JUDGE BALDI WASTED NO EXTRA TIME SIGNING THE WARRANTS
. He was clearly delighted that the case of Esther Baudo's
death had been disposed of in just a few days. “You're a lightning bolt,” he'd told Rocco. “Now, if you'll excuse me, I'm in the middle of nailing one of the largest cases of tax evasion in the history of Val d'Aosta.” Together with the two members of his police escort, he took off at top speed, leaving the DA's office and heading for Courmayeur. Suddenly Rocco Schiavone found himself with nothing at all to do. He went strolling down the halls of police headquarters with his hands clasped behind his back, like a pensioner roaming the streets, supervising road repairs and construction sites. He'd bought a couple of coffees from the vending machine, along with a chocolate bar, and even a snack. Of course, he'd spat everything—coffee, chocolate, and snack material—into the plastic rubbish bin that some wise soul had placed right next to the vending machines. For the first time since he'd moved to Aosta, he'd gone home after lunch. Stretched out on the sofa with a blanket over his legs, he decided to do a little reading. He chose a book of short stories. If he wanted to start reading again, he'd have to treat it the way you would a sport, or jogging. After a long period of neglect, you can't go out for an hour-long run. Your muscles aren't in shape for that. Likewise, he was in no condition to start a novel. He lacked the stamina to run, and he lacked the concentration to read. If he fell asleep while reading a short story, he'd be able to pick up the thread again without much trouble. He happened to choose a book of short stories by Chekhov. When he got to the fifth Russian name, Olga Mikhailovna, his eyelids slid shut like a pair of roller shutters.

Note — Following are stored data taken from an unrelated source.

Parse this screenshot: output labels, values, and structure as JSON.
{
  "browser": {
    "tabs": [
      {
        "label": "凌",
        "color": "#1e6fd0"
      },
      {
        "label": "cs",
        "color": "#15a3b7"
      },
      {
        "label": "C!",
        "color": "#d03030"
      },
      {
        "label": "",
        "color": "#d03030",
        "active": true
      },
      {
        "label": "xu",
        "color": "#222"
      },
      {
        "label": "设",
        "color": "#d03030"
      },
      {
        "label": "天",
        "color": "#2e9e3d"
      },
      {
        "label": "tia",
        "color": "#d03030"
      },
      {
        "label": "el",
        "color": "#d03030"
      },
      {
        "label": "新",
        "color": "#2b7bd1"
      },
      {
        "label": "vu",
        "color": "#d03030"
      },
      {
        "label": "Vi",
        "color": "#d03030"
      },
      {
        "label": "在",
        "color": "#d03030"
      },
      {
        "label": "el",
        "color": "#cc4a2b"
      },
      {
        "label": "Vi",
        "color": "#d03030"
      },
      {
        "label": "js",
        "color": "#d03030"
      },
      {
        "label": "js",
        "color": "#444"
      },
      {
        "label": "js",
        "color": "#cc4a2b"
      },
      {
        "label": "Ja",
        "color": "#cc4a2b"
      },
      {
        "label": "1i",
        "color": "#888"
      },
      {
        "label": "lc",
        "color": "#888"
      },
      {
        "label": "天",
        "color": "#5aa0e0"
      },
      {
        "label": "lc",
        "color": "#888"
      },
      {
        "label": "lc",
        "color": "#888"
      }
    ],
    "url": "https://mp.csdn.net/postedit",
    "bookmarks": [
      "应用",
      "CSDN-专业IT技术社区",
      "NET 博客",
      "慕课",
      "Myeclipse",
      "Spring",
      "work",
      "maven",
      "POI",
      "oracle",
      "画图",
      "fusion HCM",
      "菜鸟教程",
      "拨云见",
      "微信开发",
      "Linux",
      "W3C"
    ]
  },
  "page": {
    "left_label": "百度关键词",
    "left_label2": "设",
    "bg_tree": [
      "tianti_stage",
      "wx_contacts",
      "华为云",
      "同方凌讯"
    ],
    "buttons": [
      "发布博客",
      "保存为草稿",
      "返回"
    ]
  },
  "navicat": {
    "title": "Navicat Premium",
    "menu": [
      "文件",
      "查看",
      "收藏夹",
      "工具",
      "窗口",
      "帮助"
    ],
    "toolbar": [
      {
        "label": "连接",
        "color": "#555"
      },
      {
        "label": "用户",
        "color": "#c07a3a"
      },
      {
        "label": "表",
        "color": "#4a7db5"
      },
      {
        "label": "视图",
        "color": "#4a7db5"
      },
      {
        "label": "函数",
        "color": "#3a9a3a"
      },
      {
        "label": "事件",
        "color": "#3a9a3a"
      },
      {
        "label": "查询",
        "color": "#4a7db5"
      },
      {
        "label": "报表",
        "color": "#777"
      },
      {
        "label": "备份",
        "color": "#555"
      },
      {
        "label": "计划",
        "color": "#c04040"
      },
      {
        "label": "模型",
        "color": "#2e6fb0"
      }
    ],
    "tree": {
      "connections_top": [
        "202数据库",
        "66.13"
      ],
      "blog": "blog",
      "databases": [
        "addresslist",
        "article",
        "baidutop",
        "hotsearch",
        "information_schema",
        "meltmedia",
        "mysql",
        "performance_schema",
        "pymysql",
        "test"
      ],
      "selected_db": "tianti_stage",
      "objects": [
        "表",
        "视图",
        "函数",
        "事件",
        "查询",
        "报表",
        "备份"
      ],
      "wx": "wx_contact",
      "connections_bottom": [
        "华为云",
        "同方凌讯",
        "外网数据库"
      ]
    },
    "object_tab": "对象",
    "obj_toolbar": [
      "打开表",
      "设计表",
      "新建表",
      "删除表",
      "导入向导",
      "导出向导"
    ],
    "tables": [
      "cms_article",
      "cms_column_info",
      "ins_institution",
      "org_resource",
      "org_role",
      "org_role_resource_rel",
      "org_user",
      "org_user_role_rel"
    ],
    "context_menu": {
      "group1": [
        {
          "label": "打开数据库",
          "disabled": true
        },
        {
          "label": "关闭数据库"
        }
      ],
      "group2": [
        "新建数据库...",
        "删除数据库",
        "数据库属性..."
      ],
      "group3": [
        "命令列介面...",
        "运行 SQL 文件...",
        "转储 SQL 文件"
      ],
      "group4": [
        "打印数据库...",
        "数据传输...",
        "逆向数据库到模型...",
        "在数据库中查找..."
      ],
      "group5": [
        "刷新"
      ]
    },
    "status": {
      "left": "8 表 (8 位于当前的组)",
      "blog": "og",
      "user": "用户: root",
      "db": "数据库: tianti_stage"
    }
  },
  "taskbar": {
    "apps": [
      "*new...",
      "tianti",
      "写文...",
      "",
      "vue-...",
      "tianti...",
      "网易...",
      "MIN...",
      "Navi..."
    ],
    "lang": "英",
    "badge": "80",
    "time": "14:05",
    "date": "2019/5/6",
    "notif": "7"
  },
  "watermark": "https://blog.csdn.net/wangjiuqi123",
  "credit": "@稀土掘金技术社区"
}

It was the police chief who woke him up. He'd taken advantage of the resolution of the case to hold a press conference, confident for once that he could dominate the questions from the news vendors. Rocco had been summoned to attend. He was dreaming of the Russian steppes, rubles, and versts of land. Without an excuse ready to hand he'd capitulated. So he'd be unable to avoid that pain in the ass that he'd promoted that very day to the ninth degree of objectionability.

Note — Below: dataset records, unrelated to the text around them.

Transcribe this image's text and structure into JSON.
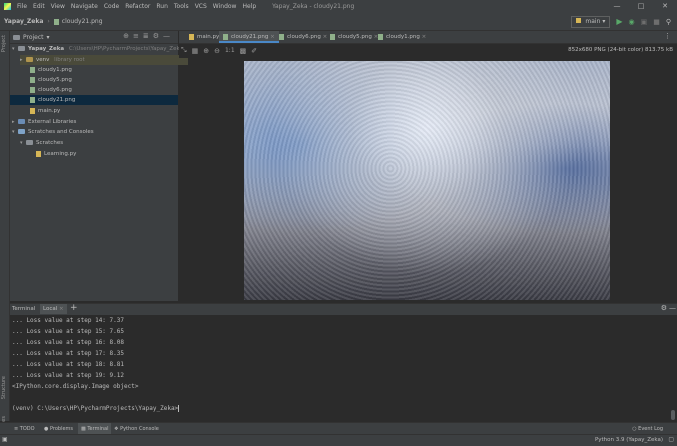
{
  "menu": [
    "File",
    "Edit",
    "View",
    "Navigate",
    "Code",
    "Refactor",
    "Run",
    "Tools",
    "VCS",
    "Window",
    "Help"
  ],
  "window_title": "Yapay_Zeka - cloudy21.png",
  "breadcrumb": {
    "project": "Yapay_Zeka",
    "file": "cloudy21.png"
  },
  "run_config": "main",
  "project_panel": {
    "title": "Project",
    "items": [
      {
        "label": "Yapay_Zeka",
        "extra": "C:\\Users\\HP\\PycharmProjects\\Yapay_Zeka"
      },
      {
        "label": "venv",
        "extra": "library root"
      },
      {
        "label": "cloudy1.png"
      },
      {
        "label": "cloudy5.png"
      },
      {
        "label": "cloudy6.png"
      },
      {
        "label": "cloudy21.png"
      },
      {
        "label": "main.py"
      },
      {
        "label": "External Libraries"
      },
      {
        "label": "Scratches and Consoles"
      },
      {
        "label": "Scratches"
      },
      {
        "label": "Learning.py"
      }
    ]
  },
  "editor_tabs": [
    "main.py",
    "cloudy21.png",
    "cloudy6.png",
    "cloudy5.png",
    "cloudy1.png"
  ],
  "image_info": "852x680 PNG (24-bit color) 813.75 kB",
  "image_zoom_label": "1:1",
  "terminal_tabs": {
    "terminal": "Terminal",
    "local": "Local"
  },
  "terminal_lines": [
    "... Loss value at step 14: 7.37",
    "... Loss value at step 15: 7.65",
    "... Loss value at step 16: 8.08",
    "... Loss value at step 17: 8.35",
    "... Loss value at step 18: 8.81",
    "... Loss value at step 19: 9.12",
    "<IPython.core.display.Image object>",
    "",
    "(venv) C:\\Users\\HP\\PycharmProjects\\Yapay_Zeka>"
  ],
  "bottom_tabs": [
    "TODO",
    "Problems",
    "Terminal",
    "Python Console"
  ],
  "event_log": "Event Log",
  "left_stripe": {
    "project": "Project",
    "structure": "Structure",
    "favorites": "Favorites"
  },
  "status_interpreter": "Python 3.9 (Yapay_Zeka)"
}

HE FOUND HIMSELF SITTING AT THE BIG CONFERENCE
table in the meeting room at police headquarters, looking out at a pack of reporters armed with notepads, cell phones set to record, and TV cameras on tripods at the far end of the room. Chief of Police Andrea Corsi had been speaking without a break for fifteen minutes now, and Rocco was lost in his thoughts, though he was careful to look out at the press with a good imitation of a focused, interested expression. It was an old trick of his, and he'd used it to make it through all those years of high school. It was enough to put both elbows on the table and place his hands in front of his mouth, narrow his eyes, and nod from time to time, in a slow, profound, thoughtful manner.